Telewizja, dostępna dzięki brytyjskim satelitom telewizyjnym, została ukarana przez tamtejszy odpowiednik KRRiT (Ofcom) karą 85 tys. funtów, za podżeganie do popełnienia morderstwa.

Co gorsza, program, w którym padły powyższe słowa, jest adresowany zwłaszcza do młodych brytyjskich muzułmanów. Radykalną opinię przedstawił prezenter Allama Muhammad Farooq Nazimi, odpowiadając na liczne pytania dotyczące nauczania islamu.

Do programu dzwonili muzułmanie z całego świata, np. z Wielkiej Brytanii, Holandii, Niemiec i Pakistanu. Jeden z nich zapytał nauczyciela: „Jaka jest kara dla osoby, która przejawia brak szacunku dla proroka Mahometa?”.

Allam Muhammad Farooq Nazimi odparł:

„Panuje co do tego zgoda; nie ma żadnej wątpliwości, że karą dla tego, kto przejawia brak szacunku dla Proroka jest śmierć. Żaden [spośród uczonych islamskich] się temu nie sprzeciwia. Koran, hadisy, czyny towarzyszy proroka Mahometa – wszystko to potwierdza [karę], nie ma miejsca, by w to wątpić. Ktokolwiek okazuje brak szacunku dla Proroka Mahometa otrzyma karę śmierci”.

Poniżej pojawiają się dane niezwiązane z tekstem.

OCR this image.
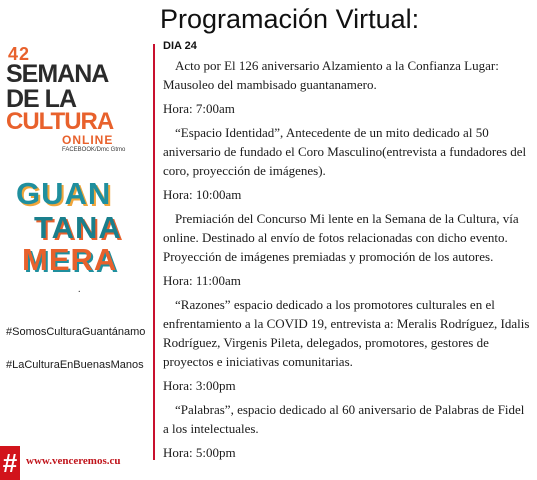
42
SEMANA
DE LA
CULTURA
ONLINE
FACEBOOK/Dmc Gtmo
GUAN
TANA
MERA
.
#SomosCulturaGuantánamo
#LaCulturaEnBuenasManos
# www.venceremos.cu
Programación Virtual:
DIA 24

Acto por El 126 aniversario Alzamiento a la Confianza Lugar: Mausoleo del mambisado guantanamero.

Hora: 7:00am

“Espacio Identidad”, Antecedente de un mito dedicado al 50 aniversario de fundado el Coro Masculino(entrevista a fundadores del coro, proyección de imágenes).

Hora: 10:00am

Premiación del Concurso Mi lente en la Semana de la Cultura, vía online. Destinado al envío de fotos relacionadas con dicho evento. Proyección de imágenes premiadas y promoción de los autores.

Hora: 11:00am

“Razones” espacio dedicado a los promotores culturales en el enfrentamiento a la COVID 19, entrevista a: Meralis Rodríguez, Idalis Rodríguez, Virgenis Pileta, delegados, promotores, gestores de proyectos e iniciativas comunitarias.

Hora: 3:00pm

“Palabras”, espacio dedicado al 60 aniversario de Palabras de Fidel a los intelectuales.

Hora: 5:00pm
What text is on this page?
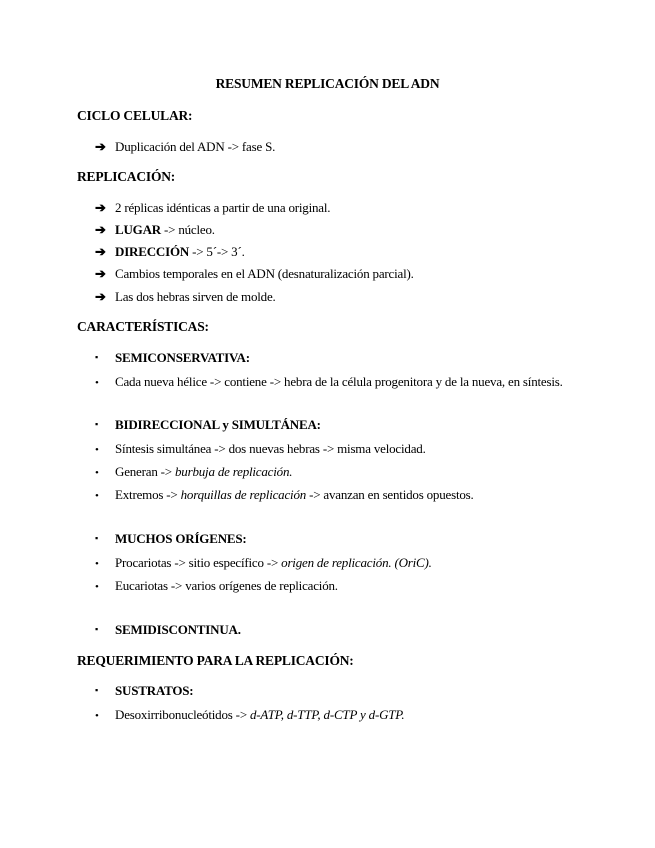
RESUMEN REPLICACIÓN DEL ADN
CICLO CELULAR:
➔ Duplicación del ADN -> fase S.
REPLICACIÓN:
➔ 2 réplicas idénticas a partir de una original.
➔ LUGAR -> núcleo.
➔ DIRECCIÓN -> 5´-> 3´.
➔ Cambios temporales en el ADN (desnaturalización parcial).
➔ Las dos hebras sirven de molde.
CARACTERÍSTICAS:
▪ SEMICONSERVATIVA:
• Cada nueva hélice -> contiene -> hebra de la célula progenitora y de la nueva, en síntesis.
▪ BIDIRECCIONAL y SIMULTÁNEA:
• Síntesis simultánea -> dos nuevas hebras -> misma velocidad.
• Generan -> burbuja de replicación.
• Extremos -> horquillas de replicación -> avanzan en sentidos opuestos.
▪ MUCHOS ORÍGENES:
• Procariotas -> sitio específico -> origen de replicación. (OriC).
• Eucariotas -> varios orígenes de replicación.
▪ SEMIDISCONTINUA.
REQUERIMIENTO PARA LA REPLICACIÓN:
▪ SUSTRATOS:
• Desoxirribonucleótidos -> d-ATP, d-TTP, d-CTP y d-GTP.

Nauczyciel dodał jeszcze: „Nikt nie może być bardziej szczęsliwy od tego, kto traci swoje życie, dobytek i dzieci z powodu wychwalania naszego ukochanego [Proroka], którego Allah pochwala i otacza opieką.”

Prawnicy, którzy pracują dla Al Ehya Digital Television, której gałezią jest Noor TV, powiedzieli, że decyzja brytyjskiego Ofcomu o nałożeniu kary na Noor TV to przejaw islamofobii. Przedstawiciele Al Ehya stwierdzili, że nie było „niczego nowego albo nieznanego” w tym, co powiedział prezenter o prawie islamskim: jest ono wyłożone w Koranie i młodzi muzułmanie muszą się go uczyć.

Dodajmy, że mottem Al Ehya Digital Television jest hasło: „Szerzymy miłość, pokój i harmonię na całym świecie”.

Przestawiciele Al Ehya stwierdzili też, że Ofcom skupia się na islamie, chociaż w Biblii również jest wiele przykładów przemocy. Ofcom ich zdaniem działa niesprawiedliwie, bo do wypowiedzi z Noor TV podchodzi inaczej, niż do wypowiedzi duchownych Kościoła, którzy czytają passusy bibilijne zawierające opowieści pełne przemocy.

Nie jest to pierwszy raz, gdy islamskie media otrzymują od Ofcomu kary.

Przykładowo, w listopadzie 2012 roku, w programie radiowym w Radiu Asian Fevers, niejaka Rubina Nasir powiedziaał: „Co powinno się robić z tymi, którzy praktykują homoseksualizm? [Należy] ich torturować; karać ich; bić ich i torturować ich mentalnie”. Ofcom ukarał radio karą 4,5 tys. funtów.